About a month ago the Competition Commission argued in an interim report that many people actually like the personal service they get from their doorstep lenders. They don’t feel threatened, exploited or disempowered and they don’t run to Citizen’s Advice to complain half as much as you’d expect. People aren’t supposed to think like that, but it appears they do.


In recent weeks a report on debt by Martin Weale, director of the National Institute of Economic and Social Reseearch, argued that although people on the lowest incomes were 25% more indebted than the population as a whole, this wasn’t necessarily a bad or unsustainable thing.


Respected academics aren’t supposed to say such things but he did, arguing that people use credit to tide them over because there’s a temporary dip in their income or because they’re facing a large expense.
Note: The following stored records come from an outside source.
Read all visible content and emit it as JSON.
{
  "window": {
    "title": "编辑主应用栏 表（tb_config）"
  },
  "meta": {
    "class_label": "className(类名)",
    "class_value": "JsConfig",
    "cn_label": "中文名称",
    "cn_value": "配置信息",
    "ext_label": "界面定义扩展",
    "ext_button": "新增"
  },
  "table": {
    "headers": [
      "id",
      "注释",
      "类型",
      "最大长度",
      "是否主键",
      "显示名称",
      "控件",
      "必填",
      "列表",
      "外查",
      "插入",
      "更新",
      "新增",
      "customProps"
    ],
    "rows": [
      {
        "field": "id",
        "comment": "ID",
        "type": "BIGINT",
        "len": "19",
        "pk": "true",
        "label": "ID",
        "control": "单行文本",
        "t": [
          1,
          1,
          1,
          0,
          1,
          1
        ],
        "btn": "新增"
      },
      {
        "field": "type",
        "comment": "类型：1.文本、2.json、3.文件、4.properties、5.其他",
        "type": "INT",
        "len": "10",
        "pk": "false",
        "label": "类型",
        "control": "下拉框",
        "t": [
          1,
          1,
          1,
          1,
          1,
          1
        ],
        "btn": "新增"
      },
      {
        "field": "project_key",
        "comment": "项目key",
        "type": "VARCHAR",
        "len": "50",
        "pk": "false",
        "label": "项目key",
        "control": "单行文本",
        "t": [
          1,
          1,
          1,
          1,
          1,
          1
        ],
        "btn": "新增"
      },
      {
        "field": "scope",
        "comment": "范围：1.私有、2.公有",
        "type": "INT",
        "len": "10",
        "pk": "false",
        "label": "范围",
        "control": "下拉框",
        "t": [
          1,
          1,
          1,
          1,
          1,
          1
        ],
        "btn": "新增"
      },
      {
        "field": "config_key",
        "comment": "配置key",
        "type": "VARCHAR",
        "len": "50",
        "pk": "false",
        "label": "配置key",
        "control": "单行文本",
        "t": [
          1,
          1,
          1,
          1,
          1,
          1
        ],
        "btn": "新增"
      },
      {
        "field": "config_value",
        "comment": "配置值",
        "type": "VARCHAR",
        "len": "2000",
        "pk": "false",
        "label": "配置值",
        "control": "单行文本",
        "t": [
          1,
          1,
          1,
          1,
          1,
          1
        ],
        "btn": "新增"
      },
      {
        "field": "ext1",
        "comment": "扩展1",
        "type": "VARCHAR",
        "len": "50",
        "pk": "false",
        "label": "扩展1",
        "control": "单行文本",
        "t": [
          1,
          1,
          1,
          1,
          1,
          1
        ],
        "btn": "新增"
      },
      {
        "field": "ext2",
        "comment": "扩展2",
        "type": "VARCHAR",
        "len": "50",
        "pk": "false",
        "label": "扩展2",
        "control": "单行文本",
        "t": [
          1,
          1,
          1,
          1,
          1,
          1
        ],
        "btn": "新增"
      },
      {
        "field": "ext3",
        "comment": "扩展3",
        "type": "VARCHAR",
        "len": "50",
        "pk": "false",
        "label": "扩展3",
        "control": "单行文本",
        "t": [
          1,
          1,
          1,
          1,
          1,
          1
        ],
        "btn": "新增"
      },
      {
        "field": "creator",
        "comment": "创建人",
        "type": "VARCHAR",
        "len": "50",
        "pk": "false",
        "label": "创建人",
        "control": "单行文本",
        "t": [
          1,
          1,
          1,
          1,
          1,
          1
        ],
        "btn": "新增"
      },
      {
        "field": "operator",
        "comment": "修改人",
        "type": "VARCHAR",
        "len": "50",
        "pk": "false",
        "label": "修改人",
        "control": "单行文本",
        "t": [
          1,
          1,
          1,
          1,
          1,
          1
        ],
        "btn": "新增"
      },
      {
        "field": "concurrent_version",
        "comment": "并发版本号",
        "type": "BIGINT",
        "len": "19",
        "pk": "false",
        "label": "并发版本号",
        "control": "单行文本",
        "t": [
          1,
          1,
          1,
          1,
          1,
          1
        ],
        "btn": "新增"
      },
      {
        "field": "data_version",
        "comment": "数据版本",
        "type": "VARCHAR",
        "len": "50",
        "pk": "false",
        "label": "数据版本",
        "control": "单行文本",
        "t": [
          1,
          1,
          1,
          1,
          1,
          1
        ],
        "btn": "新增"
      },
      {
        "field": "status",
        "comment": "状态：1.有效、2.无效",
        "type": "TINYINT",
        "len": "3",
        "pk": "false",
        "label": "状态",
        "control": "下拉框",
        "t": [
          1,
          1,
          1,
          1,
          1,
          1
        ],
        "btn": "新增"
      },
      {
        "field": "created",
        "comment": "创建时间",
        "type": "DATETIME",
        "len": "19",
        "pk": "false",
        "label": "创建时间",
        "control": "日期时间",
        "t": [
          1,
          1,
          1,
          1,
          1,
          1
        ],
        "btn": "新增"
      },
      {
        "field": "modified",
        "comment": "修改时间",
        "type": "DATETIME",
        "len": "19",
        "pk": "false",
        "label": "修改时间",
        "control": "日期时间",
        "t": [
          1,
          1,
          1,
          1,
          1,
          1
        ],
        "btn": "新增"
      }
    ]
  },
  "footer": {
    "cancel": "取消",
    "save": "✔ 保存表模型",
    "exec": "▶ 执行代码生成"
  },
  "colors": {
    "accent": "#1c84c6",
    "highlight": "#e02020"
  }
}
This week a new Joseph Rowntree Foundation report on drug dealing has argued that drug dealers are often part of the community, the kind of person you’d greet and ask after the family rather than the kind who’d make you lock your doors and hide.
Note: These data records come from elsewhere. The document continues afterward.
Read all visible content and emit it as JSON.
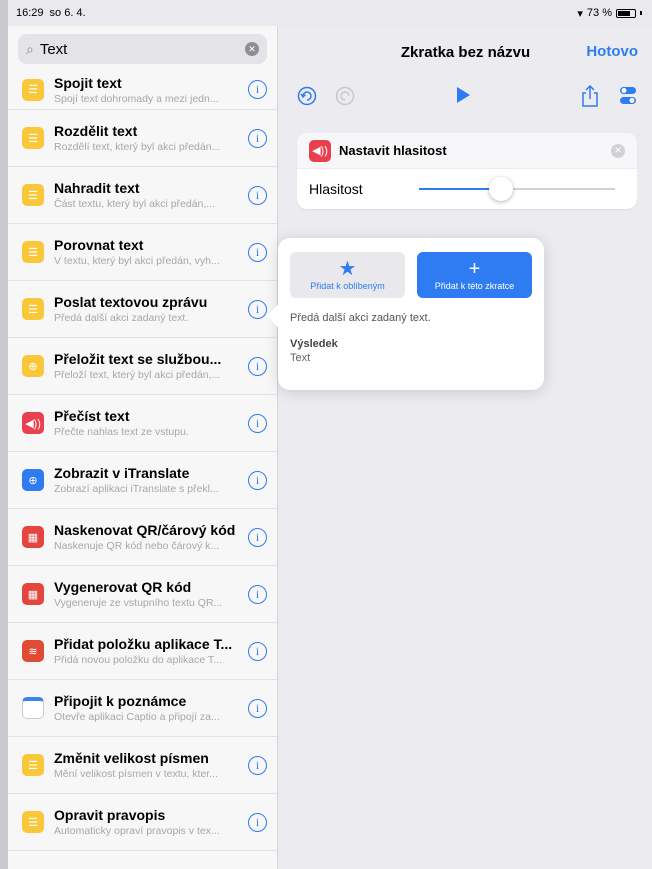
{
  "status": {
    "time": "16:29",
    "date": "so 6. 4.",
    "battery": "73 %",
    "battery_level": 0.73
  },
  "search": {
    "value": "Text"
  },
  "list": [
    {
      "title": "Spojit text",
      "subtitle": "Spojí text dohromady a mezi jedn...",
      "icon": "doc-icon",
      "color": "yellow"
    },
    {
      "title": "Rozdělit text",
      "subtitle": "Rozdělí text, který byl akci předán...",
      "icon": "doc-icon",
      "color": "yellow"
    },
    {
      "title": "Nahradit text",
      "subtitle": "Část textu, který byl akci předán,...",
      "icon": "doc-icon",
      "color": "yellow"
    },
    {
      "title": "Porovnat text",
      "subtitle": "V textu, který byl akci předán, vyh...",
      "icon": "doc-icon",
      "color": "yellow"
    },
    {
      "title": "Poslat textovou zprávu",
      "subtitle": "Předá další akci zadaný text.",
      "icon": "doc-icon",
      "color": "yellow"
    },
    {
      "title": "Přeložit text se službou...",
      "subtitle": "Přeloží text, který byl akci předán,...",
      "icon": "globe-icon",
      "color": "yellow"
    },
    {
      "title": "Přečíst text",
      "subtitle": "Přečte nahlas text ze vstupu.",
      "icon": "speaker-icon",
      "color": "red"
    },
    {
      "title": "Zobrazit v iTranslate",
      "subtitle": "Zobrazí aplikaci iTranslate s překl...",
      "icon": "globe-icon",
      "color": "blue"
    },
    {
      "title": "Naskenovat QR/čárový kód",
      "subtitle": "Naskenuje QR kód nebo čárový k...",
      "icon": "qr-icon",
      "color": "qr"
    },
    {
      "title": "Vygenerovat QR kód",
      "subtitle": "Vygeneruje ze vstupního textu QR...",
      "icon": "qr-icon",
      "color": "qr"
    },
    {
      "title": "Přidat položku aplikace T...",
      "subtitle": "Přidá novou položku do aplikace T...",
      "icon": "todoist-icon",
      "color": "todo"
    },
    {
      "title": "Připojit k poznámce",
      "subtitle": "Otevře aplikaci Captio a připojí za...",
      "icon": "note-icon",
      "color": "note"
    },
    {
      "title": "Změnit velikost písmen",
      "subtitle": "Mění velikost písmen v textu, kter...",
      "icon": "doc-icon",
      "color": "yellow"
    },
    {
      "title": "Opravit pravopis",
      "subtitle": "Automaticky opraví pravopis v tex...",
      "icon": "doc-icon",
      "color": "yellow"
    }
  ],
  "nav": {
    "title": "Zkratka bez názvu",
    "done": "Hotovo"
  },
  "action": {
    "title": "Nastavit hlasitost",
    "param_label": "Hlasitost",
    "volume_level": 0.4
  },
  "popover": {
    "fav_label": "Přidat k oblíbeným",
    "add_label": "Přidat k této zkratce",
    "description": "Předá další akci zadaný text.",
    "result_label": "Výsledek",
    "result_value": "Text"
  },
  "colors": {
    "accent": "#2f7bf2",
    "text_icon": "#f8c83a",
    "speaker": "#e8404f"
  }
}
This may sound hugely offensive to those who’ve never lived or worked in such areas, yet it may be hinting at something we should all think about: communities aren’t necessarily falling apart just because they don’t look proper to policymakers. The policy implication isn’t necessarily ‘abandon all hope’ and leave them to it but to start asking questions and begin to appreciate that,maybe, there is a whole spectrum of sustainable communities.